The Securities and Exchange Commission on Dec. 17 announced that Bank of New York Mellon will pay more than $54 million to settle charges of improper handling of “pre-released” American Depositary Receipts (ADRs).
ADRs—U.S. securities that represent foreign shares of a foreign company—require a corresponding number of foreign shares to be held in custody at a depositary bank. The practice of “pre-release” allows ADRs to be issued without the deposit of foreign shares provided brokers receiving them have an agreement with a depositary bank and the broker or its customer owns the number of foreign shares that corresponds to the number of shares the ADR represents.

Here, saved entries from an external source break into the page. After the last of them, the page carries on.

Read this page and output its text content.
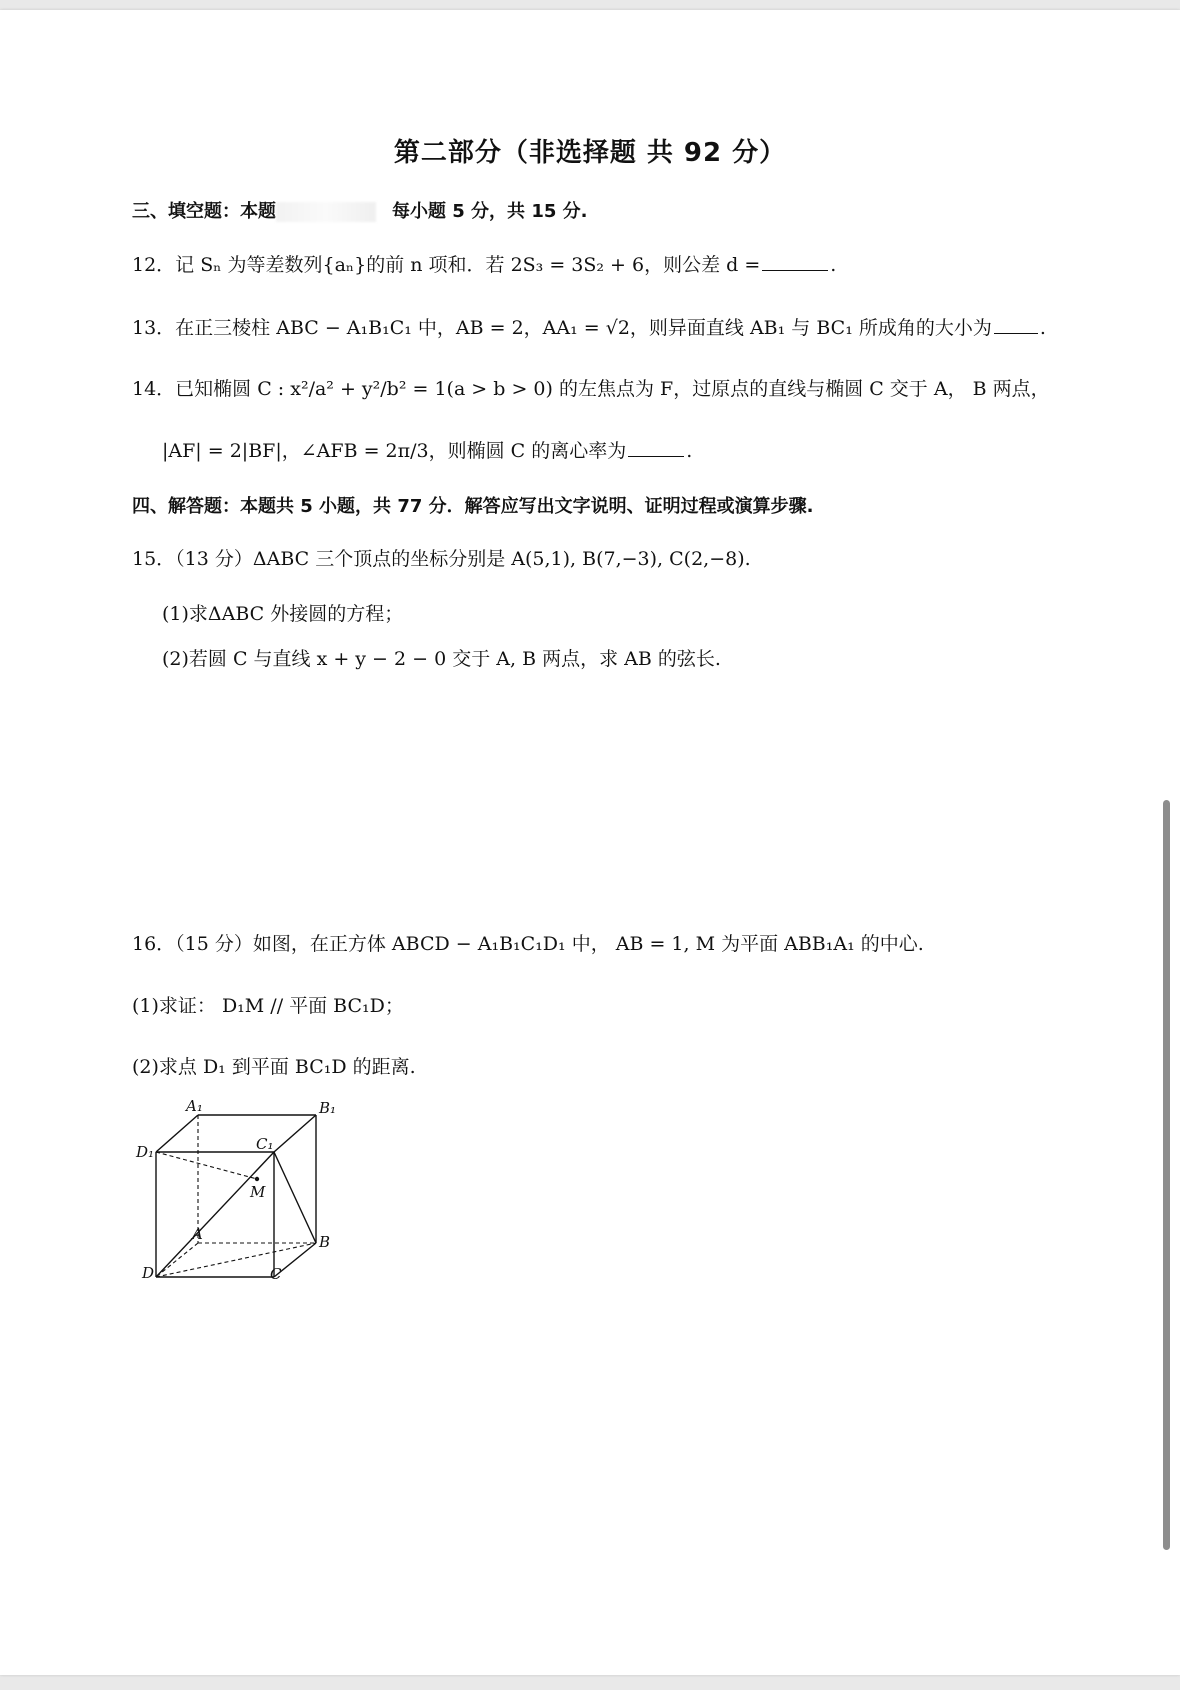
第二部分（非选择题 共 92 分）
三、填空题：本题	每小题 5 分，共 15 分.
12．记 Sₙ 为等差数列{aₙ}的前 n 项和．若 2S₃ = 3S₂ + 6，则公差 d =	.
13．在正三棱柱 ABC − A₁B₁C₁ 中，AB = 2，AA₁ = √2，则异面直线 AB₁ 与 BC₁ 所成角的大小为	.
14．已知椭圆 C : x²/a² + y²/b² = 1(a > b > 0) 的左焦点为 F，过原点的直线与椭圆 C 交于 A， B 两点，
|AF| = 2|BF|，∠AFB = 2π/3，则椭圆 C 的离心率为	.
四、解答题：本题共 5 小题，共 77 分．解答应写出文字说明、证明过程或演算步骤.
15．（13 分）ΔABC 三个顶点的坐标分别是 A(5,1), B(7,−3), C(2,−8).
(1)求ΔABC 外接圆的方程；
(2)若圆 C 与直线 x + y − 2 − 0 交于 A, B 两点，求 AB 的弦长.
16．（15 分）如图，在正方体 ABCD − A₁B₁C₁D₁ 中， AB = 1, M 为平面 ABB₁A₁ 的中心.
(1)求证： D₁M // 平面 BC₁D；
(2)求点 D₁ 到平面 BC₁D 的距离.
A₁	B₁
C₁
D₁
M
A	B
C
D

The SEC’s order found that BNY Mellon improperly provided ADRs to brokers in thousands of pre-release transactions when neither the broker nor its customers had the foreign shares needed to support those new ADRs. Such practices resulted in inflating the total number of a foreign issuer’s tradeable securities, which resulted in abusive practices like inappropriate short selling and dividend arbitrage that should not have been occurring.

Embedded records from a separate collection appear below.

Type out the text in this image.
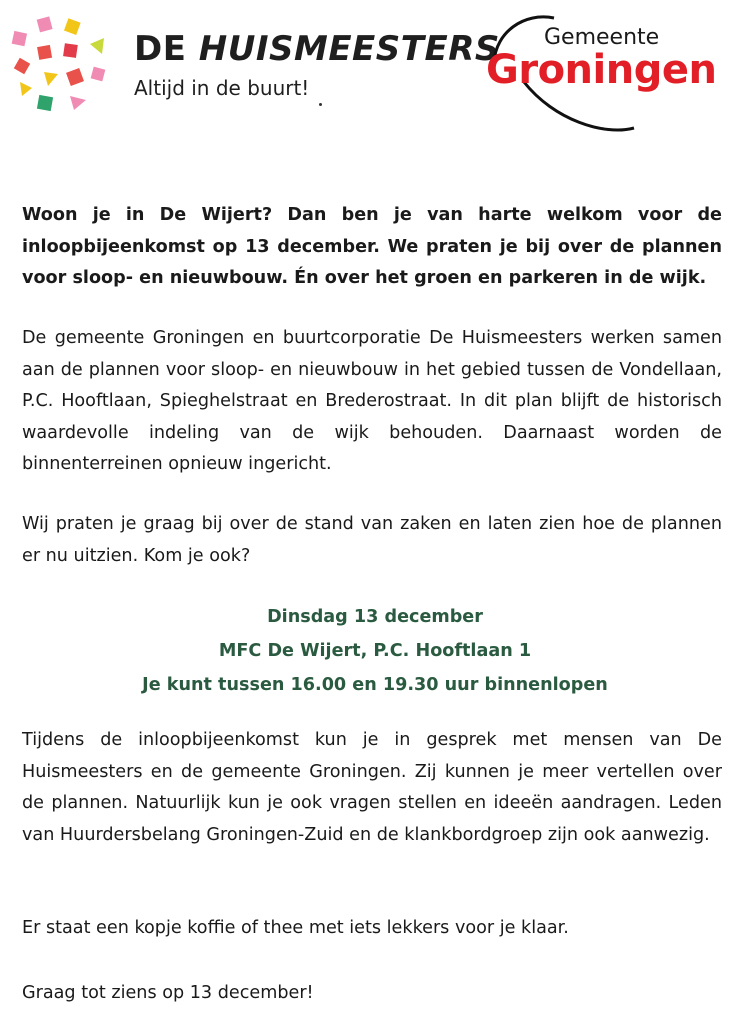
DE HUISMEESTERS
Altijd in de buurt!
Gemeente
Groningen

Woon je in De Wijert? Dan ben je van harte welkom voor de inloopbijeenkomst op 13 december. We praten je bij over de plannen voor sloop- en nieuwbouw. Én over het groen en parkeren in de wijk.

De gemeente Groningen en buurtcorporatie De Huismeesters werken samen aan de plannen voor sloop- en nieuwbouw in het gebied tussen de Vondellaan, P.C. Hooftlaan, Spieghelstraat en Brederostraat. In dit plan blijft de historisch waardevolle indeling van de wijk behouden. Daarnaast worden de binnenterreinen opnieuw ingericht.

Wij praten je graag bij over de stand van zaken en laten zien hoe de plannen er nu uitzien. Kom je ook?

Dinsdag 13 december
MFC De Wijert, P.C. Hooftlaan 1
Je kunt tussen 16.00 en 19.30 uur binnenlopen

Tijdens de inloopbijeenkomst kun je in gesprek met mensen van De Huismeesters en de gemeente Groningen. Zij kunnen je meer vertellen over de plannen. Natuurlijk kun je ook vragen stellen en ideeën aandragen. Leden van Huurdersbelang Groningen-Zuid en de klankbordgroep zijn ook aanwezig.

Er staat een kopje koffie of thee met iets lekkers voor je klaar.

Graag tot ziens op 13 december!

This is the seventh action against a bank or broker and third action against a depositary bank resulting from the SEC’s ongoing investigation into abusive ADR pre-release practices.

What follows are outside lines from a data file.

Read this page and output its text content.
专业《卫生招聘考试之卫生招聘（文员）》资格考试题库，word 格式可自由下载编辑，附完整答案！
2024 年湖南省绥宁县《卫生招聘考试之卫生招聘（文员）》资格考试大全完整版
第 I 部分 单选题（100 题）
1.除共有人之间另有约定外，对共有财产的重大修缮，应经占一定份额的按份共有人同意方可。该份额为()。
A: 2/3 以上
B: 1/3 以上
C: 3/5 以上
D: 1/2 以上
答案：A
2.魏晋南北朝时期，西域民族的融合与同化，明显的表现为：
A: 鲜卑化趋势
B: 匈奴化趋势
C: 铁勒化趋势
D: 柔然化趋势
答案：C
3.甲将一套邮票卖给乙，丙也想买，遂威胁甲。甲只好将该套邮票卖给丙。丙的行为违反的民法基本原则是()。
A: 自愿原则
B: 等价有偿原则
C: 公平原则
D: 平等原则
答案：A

“Our ongoing industry-wide investigation into Wall Street misconduct marches on,” said Sanjay Wadhwa, senior associate director of the SEC’s New York Regional Office. “BNY Mellon is the seventh bank or broker being held accountable for improper practices that allowed banks and brokerage firms to profit handsomely while market participants were unaware of how the market was being abused.”
Without admitting or denying the SEC’s findings, BNY Mellon agreed to disgorge more than $29.3 million in alleged ill-gotten gains, plus pay $4.2 million in prejudgment interest and a $20.5 million penalty for total monetary relief of more than $54 million. The SEC’s order acknowledges BNY Mellon’s cooperation in the investigation and remedial acts.